Me siento y pido una cerveza. A esa hora ya no la sirven, me indica el barman. Me dice que pida otra cosa y no se me ocurre sino un whisky. Parece que ya es tarde.

Me quedo desde ahí mirando al barman y sus frenéticos movimientos mientras prepara con la rapidez del caso todo tipo de bebidas para la concurrencia que está en su momento más álgido. Las risas y los gritos lo certifican. Yo escucho un ruido uniforme gracias a la barrera de jamones colgantes. No logran amainar toda la bulla pero se agradece un poco.

Tengo ya rato sentado en la barra. Desde mi bunker contemplo lo que sucede en las mesas más cercanas a ese lado de la barra.
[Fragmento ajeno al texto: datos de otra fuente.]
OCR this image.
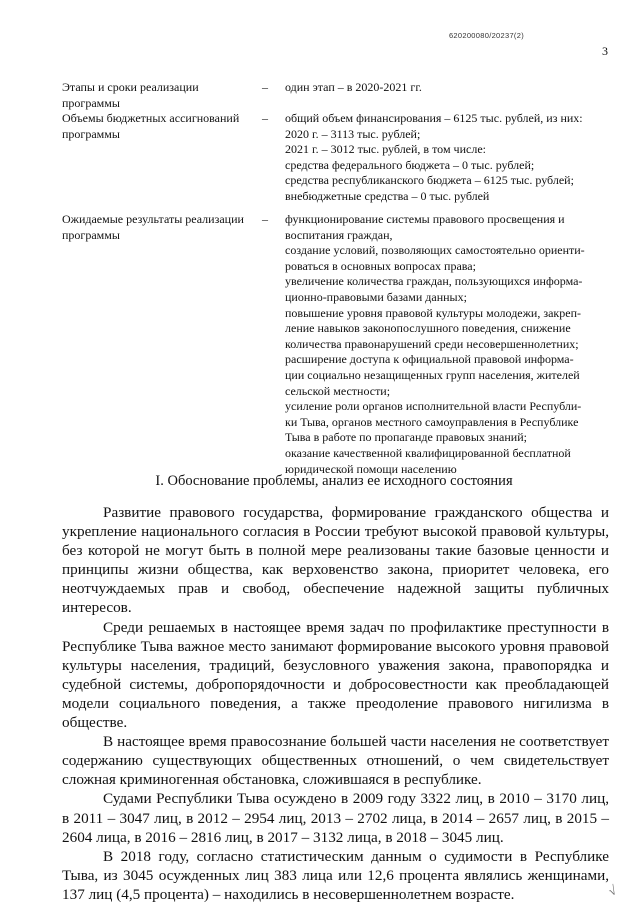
620200080/20237(2)
3
Этапы и сроки реализации программы
–	один этап – в 2020-2021 гг.
Объемы бюджетных ассигнований программы
–	общий объем финансирования – 6125 тыс. рублей, из них:
2020 г. – 3113 тыс. рублей;
2021 г. – 3012 тыс. рублей, в том числе:
средства федерального бюджета – 0 тыс. рублей;
средства республиканского бюджета – 6125 тыс. рублей;
внебюджетные средства – 0 тыс. рублей
Ожидаемые результаты реализации программы
–	функционирование системы правового просвещения и
воспитания граждан,
создание условий, позволяющих самостоятельно ориенти-
роваться в основных вопросах права;
увеличение количества граждан, пользующихся информа-
ционно-правовыми базами данных;
повышение уровня правовой культуры молодежи, закреп-
ление навыков законопослушного поведения, снижение
количества правонарушений среди несовершеннолетних;
расширение доступа к официальной правовой информа-
ции социально незащищенных групп населения, жителей
сельской местности;
усиление роли органов исполнительной власти Республи-
ки Тыва, органов местного самоуправления в Республике
Тыва в работе по пропаганде правовых знаний;
оказание качественной квалифицированной бесплатной
юридической помощи населению
I. Обоснование проблемы, анализ ее исходного состояния

Развитие правового государства, формирование гражданского общества и укрепление национального согласия в России требуют высокой правовой культуры, без которой не могут быть в полной мере реализованы такие базовые ценности и принципы жизни общества, как верховенство закона, приоритет человека, его неотчуждаемых прав и свобод, обеспечение надежной защиты публичных интересов.

Среди решаемых в настоящее время задач по профилактике преступности в Республике Тыва важное место занимают формирование высокого уровня правовой культуры населения, традиций, безусловного уважения закона, правопорядка и судебной системы, добропорядочности и добросовестности как преобладающей модели социального поведения, а также преодоление правового нигилизма в обществе.

В настоящее время правосознание большей части населения не соответствует содержанию существующих общественных отношений, о чем свидетельствует сложная криминогенная обстановка, сложившаяся в республике.

Судами Республики Тыва осуждено в 2009 году 3322 лиц, в 2010 – 3170 лиц, в 2011 – 3047 лиц, в 2012 – 2954 лиц, 2013 – 2702 лица, в 2014 – 2657 лиц, в 2015 – 2604 лица, в 2016 – 2816 лиц, в 2017 – 3132 лица, в 2018 – 3045 лиц.

В 2018 году, согласно статистическим данным о судимости в Республике Тыва, из 3045 осужденных лиц 383 лица или 12,6 процента являлись женщинами, 137 лиц (4,5 процента) – находились в несовершеннолетнем возрасте.	√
Típicas escenas producto de la ingesta de alcohol. Corbatas ladeadas y a media altura, manchas de rouge en las hasta hace poco blancas camisas. Muchas risas y manos sueltas aquí y allá. El barman pasa a revisar como anda mi trago e intercambia algunas palabras, genéricas, como es de esperarse cuando se trata de alguien que no es habitual en el lugar. Que si la lluvia y la situación del país. Luego se marcha a seguir su trajín con las bebidas.
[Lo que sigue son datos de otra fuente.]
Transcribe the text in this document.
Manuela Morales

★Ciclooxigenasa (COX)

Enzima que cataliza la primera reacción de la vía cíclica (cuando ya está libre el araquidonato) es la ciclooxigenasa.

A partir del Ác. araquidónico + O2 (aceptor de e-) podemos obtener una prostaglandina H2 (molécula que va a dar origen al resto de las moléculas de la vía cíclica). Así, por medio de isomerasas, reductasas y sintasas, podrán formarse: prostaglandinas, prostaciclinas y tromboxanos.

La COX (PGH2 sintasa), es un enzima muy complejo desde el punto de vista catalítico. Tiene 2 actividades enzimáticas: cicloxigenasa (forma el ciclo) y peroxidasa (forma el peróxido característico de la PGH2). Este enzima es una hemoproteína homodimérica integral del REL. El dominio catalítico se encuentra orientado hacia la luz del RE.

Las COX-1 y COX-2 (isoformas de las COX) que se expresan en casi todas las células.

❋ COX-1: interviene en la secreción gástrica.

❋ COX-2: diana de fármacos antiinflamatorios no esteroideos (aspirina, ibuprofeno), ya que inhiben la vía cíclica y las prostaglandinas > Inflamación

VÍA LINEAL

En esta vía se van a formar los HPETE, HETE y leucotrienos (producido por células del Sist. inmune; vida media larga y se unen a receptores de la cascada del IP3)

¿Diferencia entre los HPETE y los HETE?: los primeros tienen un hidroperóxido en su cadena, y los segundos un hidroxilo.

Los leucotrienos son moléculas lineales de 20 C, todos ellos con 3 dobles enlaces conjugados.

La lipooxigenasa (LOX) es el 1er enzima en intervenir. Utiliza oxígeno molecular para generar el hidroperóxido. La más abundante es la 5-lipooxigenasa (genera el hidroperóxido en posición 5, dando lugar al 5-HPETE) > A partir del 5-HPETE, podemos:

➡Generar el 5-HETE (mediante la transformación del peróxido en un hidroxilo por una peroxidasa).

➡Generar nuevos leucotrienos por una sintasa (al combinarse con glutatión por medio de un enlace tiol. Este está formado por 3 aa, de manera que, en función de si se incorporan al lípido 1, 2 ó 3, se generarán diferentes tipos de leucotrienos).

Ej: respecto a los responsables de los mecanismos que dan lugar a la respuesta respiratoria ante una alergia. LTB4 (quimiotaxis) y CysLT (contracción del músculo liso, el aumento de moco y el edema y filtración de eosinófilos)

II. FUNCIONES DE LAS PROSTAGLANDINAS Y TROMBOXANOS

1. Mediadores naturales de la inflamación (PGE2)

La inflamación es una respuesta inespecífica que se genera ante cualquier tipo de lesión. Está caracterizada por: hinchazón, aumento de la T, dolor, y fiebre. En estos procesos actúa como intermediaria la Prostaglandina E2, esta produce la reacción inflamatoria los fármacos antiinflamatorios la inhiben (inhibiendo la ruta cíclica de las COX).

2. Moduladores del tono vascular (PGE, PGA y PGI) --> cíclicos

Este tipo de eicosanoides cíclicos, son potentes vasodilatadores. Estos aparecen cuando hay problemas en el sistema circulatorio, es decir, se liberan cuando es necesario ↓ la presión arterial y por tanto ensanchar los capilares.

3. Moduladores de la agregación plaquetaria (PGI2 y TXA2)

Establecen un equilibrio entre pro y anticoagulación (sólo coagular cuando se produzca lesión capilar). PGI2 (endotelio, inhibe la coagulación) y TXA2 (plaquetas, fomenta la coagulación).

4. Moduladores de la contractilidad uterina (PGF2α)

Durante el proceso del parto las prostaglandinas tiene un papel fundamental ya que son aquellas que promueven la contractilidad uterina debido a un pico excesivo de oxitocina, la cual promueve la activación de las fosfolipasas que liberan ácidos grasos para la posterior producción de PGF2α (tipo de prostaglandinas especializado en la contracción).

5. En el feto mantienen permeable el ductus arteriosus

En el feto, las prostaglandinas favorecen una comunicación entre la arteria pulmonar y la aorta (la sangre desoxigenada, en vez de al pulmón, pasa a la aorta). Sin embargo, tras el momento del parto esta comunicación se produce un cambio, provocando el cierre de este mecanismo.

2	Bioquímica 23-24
Estaba distraído con las marcas de las botellas de vino cuando sentí un roce, un delicado aroma perfumado y un ruido a mi lado. Se había sentado una dama. El barman voló a nuestro lado y se saludaron con confianza. El ya venía con lo que parecía una margarita. Hizo un gesto como de aprobación y ante un movimiento de cabeza de la dama se la sirvió, manteniéndole un tanto la mirada. 
Me hice el distraído observando el hielo de mi whisky pero no funcionó. Una vez que el barman se hubo marchado la dama continuó la conversa como si yo hubiese sido el interlocutor inicial.
¿Los temas? Los de siempre. Que la situación. Que cómo llegamos a esto. Que si habrá salida, ¿Qué opina usted? Así comenzamos un diálogo tibio, como corresponde a dos seres que no se conocen previamente. Hasta llegar a ese momento donde el nivel de alcohol en la sangre es capaz de derribar cualquier barrera. Y vaya que la derribó.

“Usted me da mucha confianza. Algo me lo dice.” Yo dije “gracias”. Y entonces no tardó el “tengo que confesarle algo…” seguido de una frase que me secó la garganta de un tirón: “Tengo una hija presa”. “¿?”

Tuve que atravesar un largo trago de whisky antes de soltar un “¿Cómo así?”. La historia fue larga y dura, contada entre lágrimas (algunas mías), retoques de maquillaje, ofrecer un pañuelo que no tenía, pedir servilletas que se agotaron en el lugar y en el país, whiskies que van y margaritas que vienen. La dama se fue liberando de algo que tenía atravesado por dentro, muy apretado. Un dolor inmenso. Muchas lágrimas de por medio. Como las que ahora brotaban con algunos intervalos de conversación. “¿Puedo tomar su mano” me pidió con respeto. “Es que necesito agarrarme de algo mientras le cuento”. Las manos que me sostenían y se sostenían eran suaves y firmes al mismo tiempo. Ahora, mientras hablaba, se percibían las vibraciones, la fuerza de los sentimientos.

Su hija protestaba pacíficamente cuando la detuvieron. Dentro de poco cumple un año tras las rejas. “Yo también estoy presa” dice la madre. Vengo y bebo para olvidar, para dejar correr la pena, pero mi corazón está allá, con ella, desde el día en que se la llevaron. Desde allí mi vida gira en torno a abogados, tribunales, documentos, visitas en su celda, compras de las cosas que necesita, preparación de la comida, procura del agua, elección de los libros que leerá.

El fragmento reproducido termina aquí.